The revision and additions read as follows:
Sec. 412.522 Application of site neutral payment rate.
(b) * * *
(1) General criteria--(i) Basis and scope. * * *
* * * * *
(2) Special criteria--(i) Definitions. For purposes of this
paragraph (b)(2) the following definitions are applicable:
Severe wound means a wound which is a stage 3 wound, stage 4 wound,
unstageable wound, non-healing surgical wound, infected wound, fistula,
osteomyelitis or wound with morbid obesity as identified by the
applicable code on the claim from the long-term care hospital.
Wound means an injury, usually involving division of tissue or
rupture of the integument or mucous membrane with exposure to the
external environment.
(ii) Discharges for severe wounds.
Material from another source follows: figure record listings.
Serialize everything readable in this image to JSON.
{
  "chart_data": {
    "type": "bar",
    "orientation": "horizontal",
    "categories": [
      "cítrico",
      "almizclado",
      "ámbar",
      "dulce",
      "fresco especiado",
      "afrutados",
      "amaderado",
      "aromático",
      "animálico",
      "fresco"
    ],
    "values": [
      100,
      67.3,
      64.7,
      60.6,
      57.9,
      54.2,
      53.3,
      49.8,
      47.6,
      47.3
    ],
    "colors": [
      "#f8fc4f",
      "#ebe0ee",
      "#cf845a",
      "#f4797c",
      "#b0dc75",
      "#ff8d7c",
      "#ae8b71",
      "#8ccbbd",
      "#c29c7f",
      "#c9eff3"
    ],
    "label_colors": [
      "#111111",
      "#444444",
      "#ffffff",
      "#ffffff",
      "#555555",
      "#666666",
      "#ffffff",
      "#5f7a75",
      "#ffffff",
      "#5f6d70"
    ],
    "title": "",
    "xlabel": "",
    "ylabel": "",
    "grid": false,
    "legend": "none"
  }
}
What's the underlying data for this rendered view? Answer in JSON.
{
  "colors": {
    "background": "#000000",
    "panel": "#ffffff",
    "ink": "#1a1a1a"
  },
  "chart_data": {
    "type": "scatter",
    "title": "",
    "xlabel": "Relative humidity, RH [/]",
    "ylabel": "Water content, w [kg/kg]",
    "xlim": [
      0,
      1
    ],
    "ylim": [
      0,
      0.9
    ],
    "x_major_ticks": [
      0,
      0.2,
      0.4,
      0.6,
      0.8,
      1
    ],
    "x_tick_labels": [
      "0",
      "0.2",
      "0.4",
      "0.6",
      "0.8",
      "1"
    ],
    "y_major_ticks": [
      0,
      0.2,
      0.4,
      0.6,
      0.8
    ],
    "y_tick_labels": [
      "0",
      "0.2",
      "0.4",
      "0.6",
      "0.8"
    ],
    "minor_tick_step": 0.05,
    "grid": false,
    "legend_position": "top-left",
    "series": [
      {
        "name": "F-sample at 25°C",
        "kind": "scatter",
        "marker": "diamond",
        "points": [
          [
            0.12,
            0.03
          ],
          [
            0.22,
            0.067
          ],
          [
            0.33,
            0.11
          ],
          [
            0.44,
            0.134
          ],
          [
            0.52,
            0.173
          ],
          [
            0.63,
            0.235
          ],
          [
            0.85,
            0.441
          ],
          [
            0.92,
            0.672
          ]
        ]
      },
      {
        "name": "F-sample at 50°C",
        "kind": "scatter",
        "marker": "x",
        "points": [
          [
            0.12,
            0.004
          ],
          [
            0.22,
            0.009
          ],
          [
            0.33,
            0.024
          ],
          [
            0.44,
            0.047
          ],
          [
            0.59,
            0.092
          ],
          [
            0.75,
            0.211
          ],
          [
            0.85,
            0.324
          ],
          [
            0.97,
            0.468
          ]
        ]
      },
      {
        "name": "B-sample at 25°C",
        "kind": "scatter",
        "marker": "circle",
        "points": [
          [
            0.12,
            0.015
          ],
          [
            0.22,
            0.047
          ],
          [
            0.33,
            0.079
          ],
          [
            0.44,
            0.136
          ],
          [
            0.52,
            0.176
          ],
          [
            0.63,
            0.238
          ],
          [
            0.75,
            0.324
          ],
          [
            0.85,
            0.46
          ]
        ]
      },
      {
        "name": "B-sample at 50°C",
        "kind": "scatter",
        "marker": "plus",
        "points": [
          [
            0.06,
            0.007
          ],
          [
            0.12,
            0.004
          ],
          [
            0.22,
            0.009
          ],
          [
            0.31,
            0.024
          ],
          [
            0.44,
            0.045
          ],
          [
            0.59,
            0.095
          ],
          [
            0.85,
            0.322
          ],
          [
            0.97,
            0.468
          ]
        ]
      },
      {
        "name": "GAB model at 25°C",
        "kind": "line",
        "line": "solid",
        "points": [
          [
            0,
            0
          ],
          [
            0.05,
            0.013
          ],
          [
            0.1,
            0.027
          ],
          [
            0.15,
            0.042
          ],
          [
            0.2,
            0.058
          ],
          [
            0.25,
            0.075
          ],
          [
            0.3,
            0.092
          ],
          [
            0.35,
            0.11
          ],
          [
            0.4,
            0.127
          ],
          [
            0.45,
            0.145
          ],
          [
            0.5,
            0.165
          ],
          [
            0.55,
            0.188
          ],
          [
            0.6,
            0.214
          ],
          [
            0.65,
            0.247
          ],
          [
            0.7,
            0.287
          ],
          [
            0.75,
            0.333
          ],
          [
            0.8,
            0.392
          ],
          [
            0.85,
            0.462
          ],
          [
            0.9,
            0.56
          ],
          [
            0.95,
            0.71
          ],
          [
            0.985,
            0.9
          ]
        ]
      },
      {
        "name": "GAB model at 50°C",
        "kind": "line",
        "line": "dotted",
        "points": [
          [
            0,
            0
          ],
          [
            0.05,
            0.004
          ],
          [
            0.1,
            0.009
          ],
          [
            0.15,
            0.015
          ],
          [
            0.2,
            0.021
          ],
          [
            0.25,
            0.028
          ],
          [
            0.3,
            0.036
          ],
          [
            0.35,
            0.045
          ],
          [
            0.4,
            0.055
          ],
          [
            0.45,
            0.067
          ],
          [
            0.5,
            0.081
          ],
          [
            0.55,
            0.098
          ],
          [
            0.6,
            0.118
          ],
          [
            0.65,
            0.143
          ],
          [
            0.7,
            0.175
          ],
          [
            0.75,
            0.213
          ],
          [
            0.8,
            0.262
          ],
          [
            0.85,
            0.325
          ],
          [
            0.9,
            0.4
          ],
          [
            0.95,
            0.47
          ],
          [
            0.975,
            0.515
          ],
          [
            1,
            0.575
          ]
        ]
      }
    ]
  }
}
A discharge that occurs on or
after April 21, 2016 and before January 1, 2017 for a patient that was
treated for a severe wound that meets the all of following criteria is
excluded from the site neutral payment rate specified under this
section:
(A) The severe wound meets the definition specified in paragraph
(b)(2)(i) of this section.
(B) The discharge is from a long term care hospital that is--
(1) Described in Sec. 412.23(e)(2)(i) and meets the criteria of
Sec. 412.22(f); and
(2) Located in a rural area (as defined at Sec. 412.503) or
reclassified as rural by meeting the requirements set forth in Sec.
412.103.
* * * * *
Dated: April 7, 2016.
Andrew M. Slavitt,
Acting Administrator, Centers for Medicare & Medicaid Services.
Dated: April 14, 2016.
Sylvia M. Burwell,
Secretary, Department of Health and Human Services.